Yes, the SOURCE_DATE_EPOCH would be nice, and there is an use-case, and I alredy wrote it: to make installation/bootable ISO/USB images reproducible. Because they contain initramfs images too. Which are not reproducible now. Sadly.

> > Ok, but how will I know that I've convinced you?
> 
> It will be then when I agree, and I'll write about it.

And again: the boot process *is not* my concern here.
Comment 12 Alexey Gladkov 2021-09-08 22:43:56 MSK
(Ответ для Vladimir D. Seleznev на комментарий #11)
> No, my concern is about reproducibility, but in the generated *installation*
> images, like ISO/USB flash images, if it make it clear, that contain
> generated initramfs images, that SHOULD be reproducible to make installation
> ISO/USB images reproducible too.

To check the ISO/USB image itself you _don't_ need to rebuild it from scratch. You need to check an image checksum. 

I don’t understand where "SHOULD" came from. It doesn't follow from anything. I can assume that someone from government insists on the reproducibility of the images you provide but that's another story. Such a narrow task is easy to solve when creating such a _special_ image. It's special because without knowing the timestamp (SOURCE_DATE_EPOCH), you will never reproduce the image exactly the same.

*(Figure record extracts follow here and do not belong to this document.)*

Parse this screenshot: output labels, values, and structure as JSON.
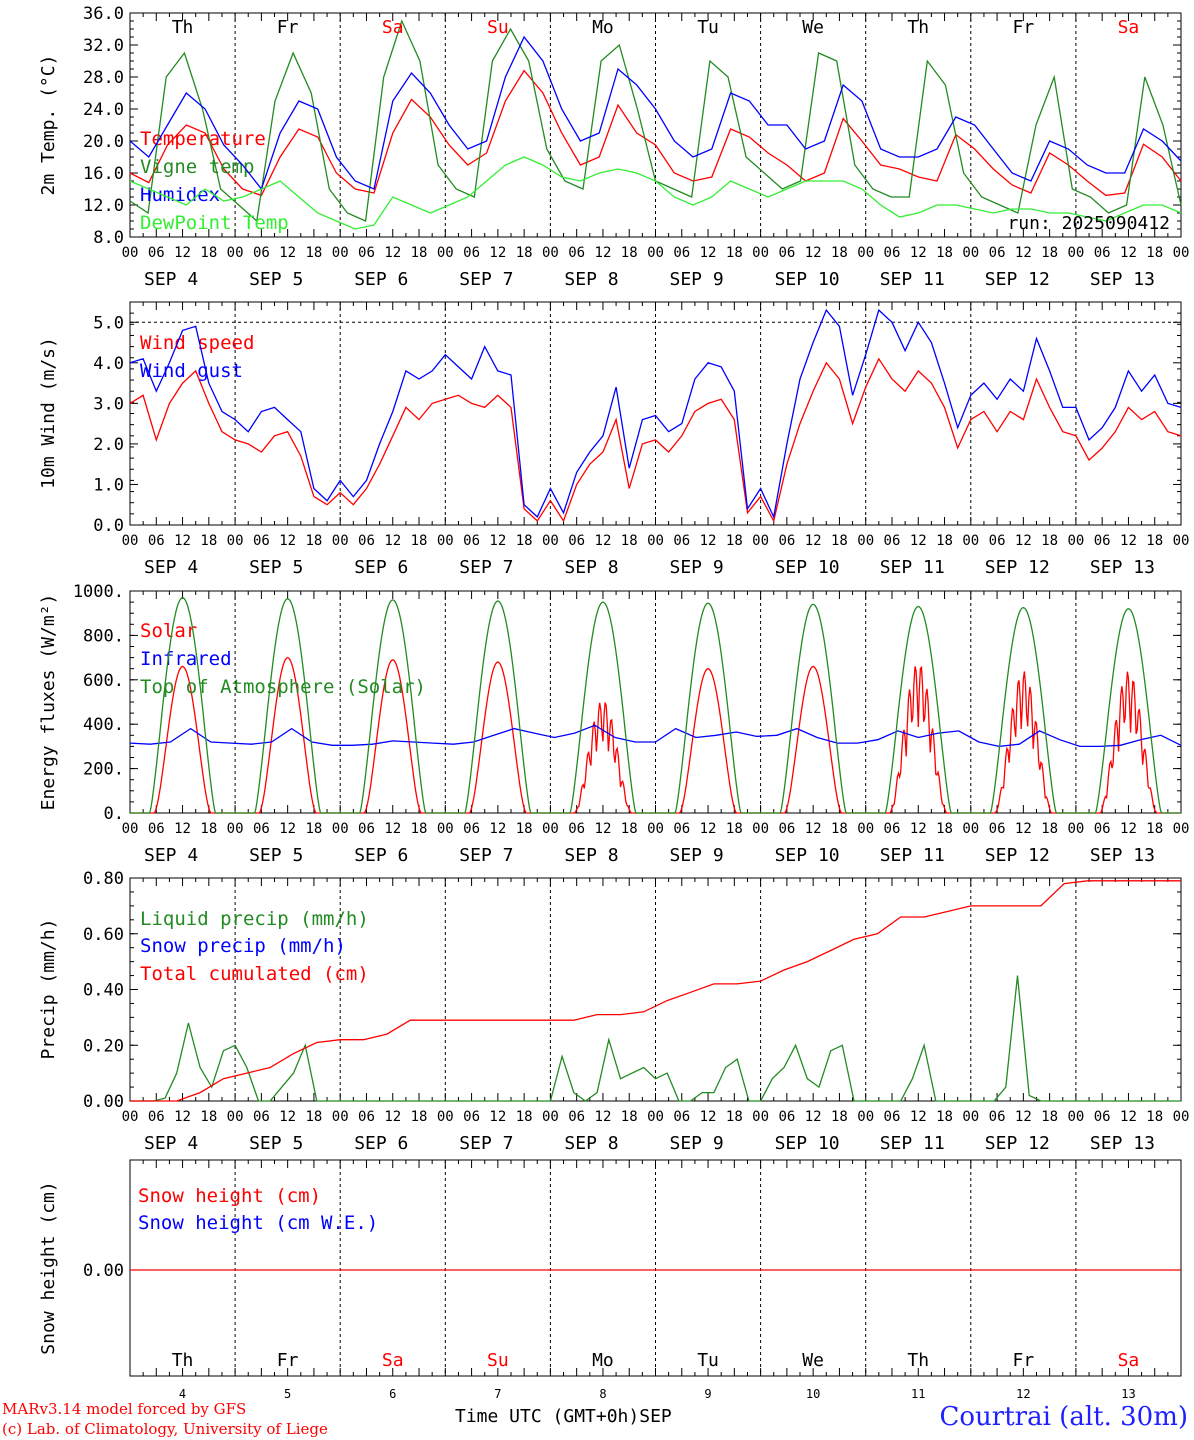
{
  "colors": {
    "temperature": "#ff0000",
    "vigne": "#228b22",
    "humidex": "#0000ff",
    "dewpoint": "#33ee33",
    "grid": "#000000"
  },
  "days": {
    "weekdays": [
      "Th",
      "Fr",
      "Sa",
      "Su",
      "Mo",
      "Tu",
      "We",
      "Th",
      "Fr",
      "Sa"
    ],
    "weekend_color": "#ff0000",
    "weekend_index": [
      2,
      3,
      9
    ],
    "dates": [
      "SEP  4",
      "SEP  5",
      "SEP  6",
      "SEP  7",
      "SEP  8",
      "SEP  9",
      "SEP 10",
      "SEP 11",
      "SEP 12",
      "SEP 13"
    ],
    "day_numbers": [
      "4",
      "5",
      "6",
      "7",
      "8",
      "9",
      "10",
      "11",
      "12",
      "13"
    ],
    "hour_ticks": [
      "00",
      "06",
      "12",
      "18"
    ],
    "last_tick": "00"
  },
  "chart_data": [
    {
      "type": "line",
      "ylabel": "2m Temp. (°C)",
      "ylim": [
        8,
        36
      ],
      "yticks": [
        "8.0",
        "12.0",
        "16.0",
        "20.0",
        "24.0",
        "28.0",
        "32.0",
        "36.0"
      ],
      "annotation": "run: 2025090412",
      "series": [
        {
          "name": "Temperature",
          "color": "#ff0000",
          "values": [
            16,
            14.8,
            19.5,
            22,
            21,
            16.5,
            14,
            13.2,
            18,
            21.5,
            20.5,
            16,
            14,
            13.5,
            21,
            25.2,
            23,
            19.5,
            17,
            18.5,
            25,
            28.8,
            26,
            21,
            17,
            18,
            24.5,
            21,
            19.5,
            16,
            15,
            15.5,
            21.5,
            20.5,
            18.5,
            17,
            15,
            16,
            22.8,
            20,
            17,
            16.5,
            15.5,
            15,
            20.8,
            19,
            16.5,
            14.5,
            13.5,
            18.5,
            17,
            15,
            13.2,
            13.5,
            19.6,
            18,
            15
          ]
        },
        {
          "name": "Vigne temp",
          "color": "#228b22",
          "values": [
            12.5,
            11,
            28,
            31,
            24,
            14,
            12,
            10,
            25,
            31,
            26,
            14,
            11,
            10,
            28,
            35,
            30,
            17,
            14,
            13,
            30,
            34,
            30,
            19,
            15,
            14,
            30,
            32,
            24,
            15,
            14,
            13,
            30,
            28,
            18,
            16,
            14,
            15,
            31,
            30,
            17,
            14,
            13,
            13,
            30,
            27,
            16,
            13,
            12,
            11,
            22,
            28,
            14,
            13,
            11,
            12,
            28,
            22,
            12
          ]
        },
        {
          "name": "Humidex",
          "color": "#0000ff",
          "values": [
            20,
            18,
            22,
            26,
            24,
            19.5,
            17,
            14,
            21,
            25,
            24,
            18,
            15,
            14,
            25,
            28.5,
            26,
            22,
            19,
            20,
            28,
            33,
            30,
            24,
            20,
            21,
            29,
            27,
            24,
            20,
            18,
            19,
            26,
            25,
            22,
            22,
            19,
            20,
            27,
            25,
            19,
            18,
            18,
            19,
            23,
            22,
            19,
            16,
            15,
            20,
            19,
            17,
            16,
            16,
            21.5,
            20,
            17.5
          ]
        },
        {
          "name": "DewPoint Temp",
          "color": "#33ee33",
          "values": [
            15,
            14,
            13,
            12,
            14,
            12.5,
            13,
            14,
            15,
            13,
            11,
            10,
            9,
            9.5,
            13,
            12,
            11,
            12,
            13,
            15,
            17,
            18,
            17,
            15.5,
            15,
            16,
            16.5,
            16,
            15,
            13,
            12,
            13,
            15,
            14,
            13,
            14,
            15,
            15,
            15,
            14,
            12,
            10.5,
            11,
            12,
            12,
            11.5,
            11,
            11.5,
            11.5,
            11,
            11,
            10.5,
            10,
            11,
            12,
            12,
            11
          ]
        }
      ]
    },
    {
      "type": "line",
      "ylabel": "10m Wind (m/s)",
      "ylim": [
        0,
        5.5
      ],
      "yticks": [
        "0.0",
        "1.0",
        "2.0",
        "3.0",
        "4.0",
        "5.0"
      ],
      "refline": 5.0,
      "series": [
        {
          "name": "Wind speed",
          "color": "#ff0000",
          "values": [
            3,
            3.2,
            2.1,
            3,
            3.5,
            3.8,
            3,
            2.3,
            2.1,
            2,
            1.8,
            2.2,
            2.3,
            1.7,
            0.7,
            0.5,
            0.8,
            0.5,
            0.9,
            1.5,
            2.2,
            2.9,
            2.6,
            3,
            3.1,
            3.2,
            3,
            2.9,
            3.2,
            2.9,
            0.4,
            0.1,
            0.6,
            0.1,
            1,
            1.5,
            1.8,
            2.6,
            0.9,
            2,
            2.1,
            1.8,
            2.2,
            2.8,
            3,
            3.1,
            2.6,
            0.3,
            0.7,
            0.1,
            1.5,
            2.5,
            3.3,
            4,
            3.6,
            2.5,
            3.4,
            4.1,
            3.6,
            3.3,
            3.8,
            3.5,
            2.9,
            1.9,
            2.6,
            2.8,
            2.3,
            2.8,
            2.6,
            3.6,
            2.9,
            2.3,
            2.2,
            1.6,
            1.9,
            2.3,
            2.9,
            2.6,
            2.8,
            2.3,
            2.2
          ]
        },
        {
          "name": "Wind gust",
          "color": "#0000ff",
          "values": [
            4,
            4.1,
            3.3,
            4,
            4.8,
            4.9,
            3.5,
            2.8,
            2.6,
            2.3,
            2.8,
            2.9,
            2.6,
            2.3,
            0.9,
            0.6,
            1.1,
            0.7,
            1.1,
            2,
            2.8,
            3.8,
            3.6,
            3.8,
            4.2,
            3.9,
            3.6,
            4.4,
            3.8,
            3.7,
            0.5,
            0.2,
            0.9,
            0.3,
            1.3,
            1.8,
            2.2,
            3.4,
            1.4,
            2.6,
            2.7,
            2.3,
            2.5,
            3.6,
            4,
            3.9,
            3.3,
            0.4,
            0.9,
            0.2,
            2,
            3.6,
            4.5,
            5.3,
            4.9,
            3.2,
            4.2,
            5.3,
            5,
            4.3,
            5,
            4.5,
            3.5,
            2.4,
            3.2,
            3.5,
            3.1,
            3.6,
            3.3,
            4.6,
            3.8,
            2.9,
            2.9,
            2.1,
            2.4,
            2.9,
            3.8,
            3.3,
            3.7,
            3,
            2.9
          ]
        }
      ]
    },
    {
      "type": "line",
      "ylabel": "Energy fluxes (W/m²)",
      "ylim": [
        0,
        1000
      ],
      "yticks": [
        "0.",
        "200.",
        "400.",
        "600.",
        "800.",
        "1000."
      ],
      "series": [
        {
          "name": "Solar",
          "color": "#ff0000",
          "daily_peak": [
            660,
            700,
            690,
            680,
            510,
            650,
            660,
            680,
            640,
            640
          ]
        },
        {
          "name": "Infrared",
          "color": "#0000ff",
          "values": [
            315,
            310,
            320,
            380,
            320,
            315,
            310,
            320,
            380,
            320,
            305,
            305,
            310,
            325,
            320,
            315,
            310,
            320,
            350,
            380,
            360,
            340,
            360,
            395,
            340,
            320,
            320,
            380,
            340,
            350,
            365,
            345,
            350,
            380,
            340,
            315,
            315,
            330,
            370,
            340,
            360,
            370,
            320,
            300,
            310,
            370,
            330,
            300,
            300,
            305,
            330,
            350,
            305
          ]
        },
        {
          "name": "Top of Atmosphere (Solar)",
          "color": "#228b22",
          "daily_peak": [
            970,
            965,
            960,
            955,
            950,
            945,
            940,
            930,
            925,
            920
          ]
        }
      ]
    },
    {
      "type": "line",
      "ylabel": "Precip (mm/h)",
      "ylim": [
        0,
        0.8
      ],
      "yticks": [
        "0.00",
        "0.20",
        "0.40",
        "0.60",
        "0.80"
      ],
      "series": [
        {
          "name": "Liquid precip (mm/h)",
          "color": "#228b22",
          "values": [
            0,
            0,
            0,
            0.01,
            0.1,
            0.28,
            0.12,
            0.05,
            0.18,
            0.2,
            0.12,
            0,
            0,
            0.05,
            0.1,
            0.2,
            0,
            0,
            0,
            0,
            0,
            0,
            0,
            0,
            0,
            0,
            0,
            0,
            0,
            0,
            0,
            0,
            0,
            0,
            0,
            0,
            0,
            0.16,
            0.03,
            0,
            0.03,
            0.22,
            0.08,
            0.1,
            0.12,
            0.08,
            0.1,
            0,
            0,
            0.03,
            0.03,
            0.12,
            0.15,
            0,
            0,
            0.08,
            0.12,
            0.2,
            0.08,
            0.05,
            0.18,
            0.2,
            0,
            0,
            0,
            0,
            0,
            0.08,
            0.2,
            0,
            0,
            0,
            0,
            0,
            0,
            0.05,
            0.45,
            0.02,
            0,
            0,
            0,
            0,
            0,
            0,
            0,
            0,
            0,
            0,
            0,
            0,
            0
          ]
        },
        {
          "name": "Snow precip (mm/h)",
          "color": "#0000ff",
          "values": [
            0
          ]
        },
        {
          "name": "Total cumulated (cm)",
          "color": "#ff0000",
          "values": [
            0,
            0,
            0,
            0.03,
            0.08,
            0.1,
            0.12,
            0.17,
            0.21,
            0.22,
            0.22,
            0.24,
            0.29,
            0.29,
            0.29,
            0.29,
            0.29,
            0.29,
            0.29,
            0.29,
            0.31,
            0.31,
            0.32,
            0.36,
            0.39,
            0.42,
            0.42,
            0.43,
            0.47,
            0.5,
            0.54,
            0.58,
            0.6,
            0.66,
            0.66,
            0.68,
            0.7,
            0.7,
            0.7,
            0.7,
            0.78,
            0.79,
            0.79,
            0.79,
            0.79,
            0.79
          ]
        }
      ]
    },
    {
      "type": "line",
      "ylabel": "Snow height (cm)",
      "yticks": [
        "0.00"
      ],
      "series": [
        {
          "name": "Snow height (cm)",
          "color": "#ff0000",
          "values": [
            0
          ]
        },
        {
          "name": "Snow height (cm W.E.)",
          "color": "#0000ff",
          "values": [
            0
          ]
        }
      ]
    }
  ],
  "footer": {
    "model": "MARv3.14 model forced by GFS",
    "copyright": "(c) Lab. of Climatology, University of Liege",
    "xlabel": "Time UTC (GMT+0h)",
    "month": "SEP",
    "station": "Courtrai (alt. 30m)"
  }
}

> Yes, the SOURCE_DATE_EPOCH would be nice, and there is an use-case, and I
> alredy wrote it: to make installation/bootable ISO/USB images reproducible.
> Because they contain initramfs images too. Which are not reproducible now.
> Sadly.

This is not true. You can always repack the image with any timestamp you need. This can be part of the code that will reproduce the image. You will need such a general script anyway.
Comment 13 Alexey Gladkov 2021-09-09 13:43:00 MSK
After offlist discussion with Dmitry V. Levin and Gleb Fotengauer-Malinovskiy, I agreed that the date is not important in the initramfs image and it doesn't need to be stored. It can be 0. It makes sense to me. It does not require heuristics or extra variables and is easy to implement.
Comment 14 Repository Robot 2021-09-11 19:07:33 MSK
make-initrd-2.23.0-alt1 -> sisyphus:

 Sat Sep 11 2021 Alexey Gladkov <legion@altlinux.ru> 2.23.0-alt1
 - New version (2.23.0).
 - Feature ucode: The absence of the firmware file is not an error (ALT#40790).
 - Set mtime of all initramfs files and directories to 01-01-1970 (ALT#40873).